Finding Information

I conducted a usability study of an integrated hardware and software system used in testing electronic circuit designs. This testing was performed before the circuit designs went into actual silicon production. Finding bugs in circuit designs, early in the design process, saved a lot of time, expense, and rework, compared to finding bugs in actual silicon that has already gone into production.

My usability study consisted of interviewing customers about how they use our electronics design validation system and its documentation, and then observing the processes customers use at their work sites.

The documetation for this system consisted of a set of 6 technical manuals, including an installation guide and a user guide for the hardware, installaton guide and user guide for the software, a system administartor's guide, and a troubleshooting guide.

The usability study revealed that users had a difficult time using the document set. Because the sotware and hardware were tightly integrated as a complete system, users often had to flip through two or even three binders, to find the information they needed at each step in their design and test processes. The documents were organized around the separate pieces of the product, instead of oriented around customer processes and procedures.

As a result if this usability study, I helped put together a team of engineers and technical writers to reform our documentation.
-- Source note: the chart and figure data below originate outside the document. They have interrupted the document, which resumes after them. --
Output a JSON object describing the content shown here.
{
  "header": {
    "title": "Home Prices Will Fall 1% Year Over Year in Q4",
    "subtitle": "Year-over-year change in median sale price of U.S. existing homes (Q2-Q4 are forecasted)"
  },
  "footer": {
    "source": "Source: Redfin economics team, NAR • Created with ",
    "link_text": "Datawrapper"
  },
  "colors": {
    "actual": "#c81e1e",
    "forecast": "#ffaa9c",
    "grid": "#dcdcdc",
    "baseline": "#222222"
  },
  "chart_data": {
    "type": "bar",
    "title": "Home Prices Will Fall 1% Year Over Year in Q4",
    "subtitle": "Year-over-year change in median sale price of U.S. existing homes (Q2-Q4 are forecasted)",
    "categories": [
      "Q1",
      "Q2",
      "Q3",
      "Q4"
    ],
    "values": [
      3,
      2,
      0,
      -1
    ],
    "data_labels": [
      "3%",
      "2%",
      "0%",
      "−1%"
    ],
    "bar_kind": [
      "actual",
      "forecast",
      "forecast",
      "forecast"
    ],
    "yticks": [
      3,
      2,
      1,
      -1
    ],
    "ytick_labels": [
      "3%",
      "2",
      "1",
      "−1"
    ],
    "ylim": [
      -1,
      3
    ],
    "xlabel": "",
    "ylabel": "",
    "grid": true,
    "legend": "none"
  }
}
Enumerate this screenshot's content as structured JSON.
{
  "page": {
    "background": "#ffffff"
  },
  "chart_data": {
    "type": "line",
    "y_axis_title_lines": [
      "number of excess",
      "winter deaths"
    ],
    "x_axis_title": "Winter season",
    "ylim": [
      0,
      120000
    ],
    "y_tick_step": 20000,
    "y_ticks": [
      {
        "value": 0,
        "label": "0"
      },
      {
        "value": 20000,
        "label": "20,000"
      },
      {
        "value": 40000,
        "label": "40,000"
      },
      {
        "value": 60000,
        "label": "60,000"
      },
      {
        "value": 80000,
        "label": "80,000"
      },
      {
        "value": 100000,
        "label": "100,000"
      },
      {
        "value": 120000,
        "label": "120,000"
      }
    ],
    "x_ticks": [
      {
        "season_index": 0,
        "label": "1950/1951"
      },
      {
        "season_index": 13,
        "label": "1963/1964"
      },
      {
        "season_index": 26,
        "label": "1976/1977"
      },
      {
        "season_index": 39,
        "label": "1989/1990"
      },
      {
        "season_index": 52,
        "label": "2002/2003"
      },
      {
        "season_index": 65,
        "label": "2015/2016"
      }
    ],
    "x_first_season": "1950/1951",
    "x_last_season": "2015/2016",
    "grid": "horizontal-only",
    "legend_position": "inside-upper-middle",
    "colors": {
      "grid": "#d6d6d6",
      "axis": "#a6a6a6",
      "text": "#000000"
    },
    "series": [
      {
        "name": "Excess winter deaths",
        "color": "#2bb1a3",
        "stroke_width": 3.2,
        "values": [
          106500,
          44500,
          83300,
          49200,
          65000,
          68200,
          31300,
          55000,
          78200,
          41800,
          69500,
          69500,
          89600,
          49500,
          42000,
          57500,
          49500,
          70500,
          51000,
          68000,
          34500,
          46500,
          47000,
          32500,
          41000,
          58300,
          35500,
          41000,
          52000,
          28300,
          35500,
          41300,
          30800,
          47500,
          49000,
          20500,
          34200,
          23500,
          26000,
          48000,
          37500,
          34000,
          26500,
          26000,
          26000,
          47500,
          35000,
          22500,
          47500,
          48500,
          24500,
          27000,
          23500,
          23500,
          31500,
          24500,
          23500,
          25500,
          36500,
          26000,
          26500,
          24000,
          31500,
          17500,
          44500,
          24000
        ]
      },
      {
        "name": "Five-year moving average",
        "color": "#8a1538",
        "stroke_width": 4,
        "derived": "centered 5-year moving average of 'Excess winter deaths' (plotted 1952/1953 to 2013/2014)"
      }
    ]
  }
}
I was the project lead on this effort.

Project tasks I either perfomed myself, or supervised and coordinated as team lead, included:

  • Re-organize user manuals around customer tasks, instead of around product features.
  • Change the method of distributing manuals, from printed in binders, to online.
  • Create online help content about every field and every button in every GUI window in the software.
  • Create a logical, consistent structure of unique link names for every help file.
  • Ensure that each link name is placed in the proper location within the underlying GUI code.
  • Link every GUI help file to the correct page in the correct user guide, where the specific GUI window is used within the context of a typical user process.
  • Create a front page that lets users select from and search within any of the online manuals.